In January, about 800 miles to the west in the city of Chongqing, a man named Fu Guangfa submitted a photo of his son at age four to the same charity. The boy had disappeared on his way home from school in 1990, when he was six years old.
Baobeihuijia started working last month with Chinese tech giant Baidu, which, like Google, has its origins in online search but has branched into artificial intelligence as well. Baidu used its facial recognition technology to comb through tens of thousands of photos of missing children, and it flagged similarities the photos of Mr. Fu at age 10 and the missing four-year-old from Chongqing, despite the age gap. A DNA test confirmed the match, said Baidu, which released an account of the case. The company is checking on other possible matches, too.
Mr. Fu was set to meet with his parents this weekend, but a sudden health issue put him in the hospital, so the two sides had their first meeting by video conference, Baidu said. (Baidu is identifying Fu Gui by his birth name only, to protect his privacy; a spokeswoman said he didn't want his foster parents to know about the turn of events.) Many ad agencies and brands have worked with charity Baobeihuijia as well; in 2013, a campaign from J. Walter Thompson Beijing reunited several children with their parents.

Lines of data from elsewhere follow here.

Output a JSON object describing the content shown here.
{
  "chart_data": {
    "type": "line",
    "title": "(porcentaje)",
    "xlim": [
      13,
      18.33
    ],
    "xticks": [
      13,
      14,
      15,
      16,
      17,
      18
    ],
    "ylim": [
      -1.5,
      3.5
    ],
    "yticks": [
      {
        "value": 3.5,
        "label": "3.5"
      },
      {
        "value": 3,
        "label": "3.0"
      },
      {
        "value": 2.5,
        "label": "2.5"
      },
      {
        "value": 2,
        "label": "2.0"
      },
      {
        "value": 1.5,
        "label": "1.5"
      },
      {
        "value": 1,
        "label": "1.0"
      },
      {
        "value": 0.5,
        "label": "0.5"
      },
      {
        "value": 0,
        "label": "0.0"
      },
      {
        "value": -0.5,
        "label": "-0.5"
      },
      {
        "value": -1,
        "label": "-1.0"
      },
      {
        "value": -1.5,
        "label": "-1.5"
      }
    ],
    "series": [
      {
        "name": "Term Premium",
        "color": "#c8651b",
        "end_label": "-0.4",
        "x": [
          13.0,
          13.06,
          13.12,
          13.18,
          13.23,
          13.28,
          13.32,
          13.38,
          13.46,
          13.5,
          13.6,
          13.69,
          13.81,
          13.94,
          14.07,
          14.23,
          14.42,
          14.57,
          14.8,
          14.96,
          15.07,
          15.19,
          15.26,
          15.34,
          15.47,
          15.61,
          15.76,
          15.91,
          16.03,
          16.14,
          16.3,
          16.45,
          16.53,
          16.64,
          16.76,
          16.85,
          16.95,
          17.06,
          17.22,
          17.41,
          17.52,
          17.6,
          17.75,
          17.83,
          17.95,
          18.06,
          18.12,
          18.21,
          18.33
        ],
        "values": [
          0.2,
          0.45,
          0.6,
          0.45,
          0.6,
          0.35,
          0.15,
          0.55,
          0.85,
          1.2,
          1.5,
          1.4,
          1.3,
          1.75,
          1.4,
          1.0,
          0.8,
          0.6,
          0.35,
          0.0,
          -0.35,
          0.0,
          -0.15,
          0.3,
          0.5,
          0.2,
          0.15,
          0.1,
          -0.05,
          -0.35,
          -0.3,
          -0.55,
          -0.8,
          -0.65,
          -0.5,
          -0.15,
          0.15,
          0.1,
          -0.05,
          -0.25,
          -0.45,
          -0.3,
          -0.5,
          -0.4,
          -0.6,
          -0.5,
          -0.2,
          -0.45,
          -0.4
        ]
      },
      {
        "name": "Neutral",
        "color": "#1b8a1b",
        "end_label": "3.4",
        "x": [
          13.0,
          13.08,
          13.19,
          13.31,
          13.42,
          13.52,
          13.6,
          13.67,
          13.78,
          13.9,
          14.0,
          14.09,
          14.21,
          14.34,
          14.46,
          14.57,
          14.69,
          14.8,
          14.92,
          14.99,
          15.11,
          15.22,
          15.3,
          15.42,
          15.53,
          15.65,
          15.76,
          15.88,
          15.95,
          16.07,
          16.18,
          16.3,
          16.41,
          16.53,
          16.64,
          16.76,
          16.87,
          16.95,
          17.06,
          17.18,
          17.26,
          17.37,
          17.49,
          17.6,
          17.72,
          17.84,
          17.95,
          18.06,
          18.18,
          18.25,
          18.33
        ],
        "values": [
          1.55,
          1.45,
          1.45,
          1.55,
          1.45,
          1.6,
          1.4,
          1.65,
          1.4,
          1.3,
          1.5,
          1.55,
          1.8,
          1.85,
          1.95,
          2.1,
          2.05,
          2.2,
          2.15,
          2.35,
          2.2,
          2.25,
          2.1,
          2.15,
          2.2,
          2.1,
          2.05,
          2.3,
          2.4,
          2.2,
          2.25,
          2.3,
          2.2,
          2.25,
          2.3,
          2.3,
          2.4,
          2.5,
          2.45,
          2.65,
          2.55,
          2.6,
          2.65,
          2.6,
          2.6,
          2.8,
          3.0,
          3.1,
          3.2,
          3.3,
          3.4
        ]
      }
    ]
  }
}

Baidu had a big setback recently when its chief scientist, leading A.I. figure Andrew Ng, announced his departure. The company, which has been working on A.I. for six years, says its facial recognition technology has applications at tourist areas, transport hubs and in the online financial sector. It's planning to roll out facial recognition tech at 100 Chinese tourist sites this year to replace entrance tickets.